Were the parties better? Was I more popular then? I get few invites now and my nostalgia tells me that this wasn’t always the case. If I wallow in this I feel temporarily sad and thoughtful.
Although nostalgia is generally thought of as being a desire to hark back to better and more harmonious times, this is not strictly true. Sometimes nostalgia can have a hint of something much more dangerous about it. It can often be about memories – the when-I-was-young-and-did-dangerous-stuff effect. There can be a sort-of reverse nostalgia when we long for the good old days before we had responsibilities. I often find myself dwelling on the times, before marriage and children, where I could be utterly wonderfully selfish at Christmas. I drunk what I liked, went to bed when I wanted to and generally forgot to buy anyone presents. I didn’t appreciate my freedom back then and, in some ways, I feel nostalgic for that.
For some reason nostalgia has become frowned on in these bright modern times. I often hear people talking about moving onwards and upwards and what-can-you-do? There seems to be a general feeling that anyone who looks backwards is mawkish and maudlin.
Of course there can be downside to nostalgia. An endless aching for a supposedly halcyon time when everything was good can have a negative affect on how we feel about the present. How can every day life live up to what has gone before if everything in the past seems so much better than the present?
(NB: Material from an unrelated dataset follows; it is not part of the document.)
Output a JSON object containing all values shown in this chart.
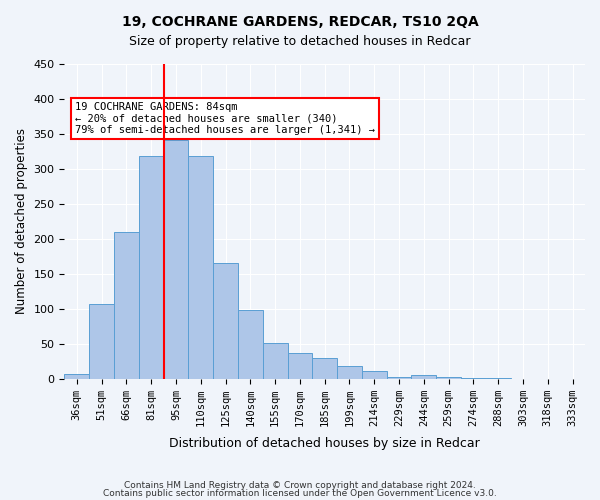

We can also spend our adult lives trying to live up to a nostalgic past that never even existed. I have one client from an impoverished and peripatetic background, who never celebrated Christmas as a child. She told me they never had any money and her mother – a manic-depressive – hated Christmas. Now as an adult, my client is mad about Christmas. She strives to provide the most perfect Christmas, hanging stockings and making gingerbread houses and sending out handmade Christmas cards to just about anyone she has ever met. Her house is festooned with holly and ivy and carols blare out virtually 24/7. For her, it’s creating the Christmas she never had, a storybook Christmas she read about and craved for in a nostalgic fashion, yet it never actually existed.
Nostalgia can have a beneficial role in our lives. Instead of us looking backwards, at a time when being plugged in causes us depression and anxiety, it can promote resilience and growth. This is if we are able to learn from the past and adapt the good bits whilst recognising the ‘bad’ bits for what they are. For example, my mother’s taut anger as she produced yet another Christmas meal has been something that taught me much about my mother and how her world was back then. I have explored that anger and her role within the family as a wife and mother – and the effect it has had on me and continues to have on me – in my own therapy and it has proven to be something painful yet ultimately revealing in many creative and useful ways.
Yet part of the desire for past times is also connected to privacy. We now feel we are constantly accessible and this causes problems and divisions via mediums such as Twitter and Facebook. Our online relationships can be tricky and fraught and, in this sense, nostalgic reminiscence can be a stabilising force as it accesses deep memories that give us a sense of self and of identity. I am still that child round the Christmas table – the youngest of four – watching the reactions of my older siblings as they opened their presents. I still tiptoe around my mother’s silent anger as the sprouts boil over, even if it’s me who is cooking them.
Yet I still feel the unconditional love of my family past and present. For me, remembering this helps me deal with adversity and leads me potentially towards personal growth.